I’m hoping it’s the former.”

Rating: 1/10

Witts says:

“Officeworks is a great brand that has been central to our lives in the last year. The faces at my local store have become familiar to me as I have headed in time and time again to print school handouts, grab a student desk, stock up on yet more notebooks, even if I didn’t need that something it was an excuse to get out of the house.

Last year, retailers stepped into a very different space, particularly those who were providing us with the things we really needed. For a brand like Officeworks, gone was the impetus to tell people the brand plays a meaningful role, it just played it.

Officeworks represented familiarity and certainty – and the answer to many of our urgent problems. This Back to School campaign could have been a moment for the brand to celebrate that and continue to play that essential supporting role in getting the kids back to school.

Officeworks does Back to School brilliantly, they’ll even take your list and fill it for you. But, unhappily, this feels like it could have been a Back to School message for any other year, ignoring the cultural context we have just lived through and continue to navigate.

The tired old gender stereotypes in the executions is both clear and out of brand character. Officeworks at its best has been about diversity and has a history of using diverse talent.
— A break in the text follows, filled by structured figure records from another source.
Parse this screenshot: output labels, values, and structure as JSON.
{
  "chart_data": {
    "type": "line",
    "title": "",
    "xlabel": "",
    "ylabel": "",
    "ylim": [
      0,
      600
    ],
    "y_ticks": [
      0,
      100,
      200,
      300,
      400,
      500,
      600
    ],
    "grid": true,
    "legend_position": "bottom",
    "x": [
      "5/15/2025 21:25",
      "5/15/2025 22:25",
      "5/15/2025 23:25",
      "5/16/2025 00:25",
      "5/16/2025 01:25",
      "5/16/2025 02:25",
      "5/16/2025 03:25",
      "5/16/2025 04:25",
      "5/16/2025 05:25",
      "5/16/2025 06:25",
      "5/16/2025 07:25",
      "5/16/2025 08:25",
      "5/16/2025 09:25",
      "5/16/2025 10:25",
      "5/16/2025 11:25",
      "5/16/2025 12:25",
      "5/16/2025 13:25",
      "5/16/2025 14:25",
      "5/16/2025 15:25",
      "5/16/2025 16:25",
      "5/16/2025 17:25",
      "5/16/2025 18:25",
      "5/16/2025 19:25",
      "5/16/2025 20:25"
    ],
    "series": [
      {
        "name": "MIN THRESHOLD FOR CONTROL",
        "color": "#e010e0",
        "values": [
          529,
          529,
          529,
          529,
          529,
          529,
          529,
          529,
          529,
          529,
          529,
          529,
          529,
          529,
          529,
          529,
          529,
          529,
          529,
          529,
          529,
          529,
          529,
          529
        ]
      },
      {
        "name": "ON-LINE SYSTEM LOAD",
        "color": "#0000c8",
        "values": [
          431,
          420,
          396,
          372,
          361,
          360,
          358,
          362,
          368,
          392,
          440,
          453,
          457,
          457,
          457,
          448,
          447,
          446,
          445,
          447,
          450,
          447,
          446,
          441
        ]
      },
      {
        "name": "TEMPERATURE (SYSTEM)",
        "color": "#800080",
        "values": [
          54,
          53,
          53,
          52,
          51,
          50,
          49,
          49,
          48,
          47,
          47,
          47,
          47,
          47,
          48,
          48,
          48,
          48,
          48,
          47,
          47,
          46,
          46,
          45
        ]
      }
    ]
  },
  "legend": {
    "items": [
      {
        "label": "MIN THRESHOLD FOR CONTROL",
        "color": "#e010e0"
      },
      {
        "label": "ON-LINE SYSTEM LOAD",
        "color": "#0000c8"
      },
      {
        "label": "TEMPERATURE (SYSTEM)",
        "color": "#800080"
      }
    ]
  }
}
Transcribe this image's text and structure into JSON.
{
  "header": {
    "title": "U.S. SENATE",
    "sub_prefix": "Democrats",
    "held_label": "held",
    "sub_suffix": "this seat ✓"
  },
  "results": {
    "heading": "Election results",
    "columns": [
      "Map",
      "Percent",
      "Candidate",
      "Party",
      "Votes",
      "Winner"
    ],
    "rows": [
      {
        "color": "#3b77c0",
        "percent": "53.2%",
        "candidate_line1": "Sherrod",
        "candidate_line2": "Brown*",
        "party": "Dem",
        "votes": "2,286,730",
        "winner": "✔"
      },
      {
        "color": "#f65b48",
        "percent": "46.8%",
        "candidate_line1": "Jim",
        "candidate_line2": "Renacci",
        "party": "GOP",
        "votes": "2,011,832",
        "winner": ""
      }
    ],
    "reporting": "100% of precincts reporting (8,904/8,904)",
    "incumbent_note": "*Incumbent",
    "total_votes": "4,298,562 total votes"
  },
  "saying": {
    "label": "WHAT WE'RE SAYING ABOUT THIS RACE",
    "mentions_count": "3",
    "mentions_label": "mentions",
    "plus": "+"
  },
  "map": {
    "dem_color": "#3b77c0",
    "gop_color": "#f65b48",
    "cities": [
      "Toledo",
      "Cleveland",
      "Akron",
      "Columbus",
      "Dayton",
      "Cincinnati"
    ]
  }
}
The result of not staying true to this has meant understandable backlash for the brand and is another lesson to us all in the importance of viewing the work critically, through the eyes of the audience that will be exposed to it.”

Rating: 4/10

Brand: Subway
Campaign:
Subway Challenge
Agency: Publicis
The verdict: Navigating tricky competition

Madigan says:

“There is no doubt that the Subway brand has been on a downward trajectory since the dizzy heights of the 2000 campaign, which introduced Jared Fogel as the guy who lost 300 pounds by eating Subway.

The increased competition of other players in the market as well as the 2018 conviction of the same Jared Fogel for child porn didn’t help, nor did the ruling last year by an Irish judge who said the sugar content of Subway rolls is too high to be considered bread and should be classified as confectionary.

But I do like this spot, if for no other reason than it doesn’t look like other ads.

There’s very little appetite appeal which is slightly odd for a ‘fresh’ food brand, but it is a fresh-looking ad, and even though I didn’t know who the hell Julian Dennison was, my 15-year-old did and he’s probably closer to the target market than me.”

Rating: 7/10

Witts says: 

“Subway is the black sheep of fast food. Not able to blend into the flock, lest the brand forfeit its health(ier) credentials, yet needing to occupy the same consumption occasion.

With the boom in wellness and a younger audience who are more health conscious, Subway doesn’t quite hold up to scrutiny for a customer in search of a healthy lunch. But as an acceptable fast option, it wants to be seen as better than most.

There has been something of a renaissance of nostalgia brands, like Levi’s, using its heritage themes to tap into a younger audience. By heroing freshness and bringing back the old line, Subway makes sense strategically in an effort to lure new customers through the store. But one misstep: the execution steals so successfully from the tropes of fast food that I forget to think fresh.”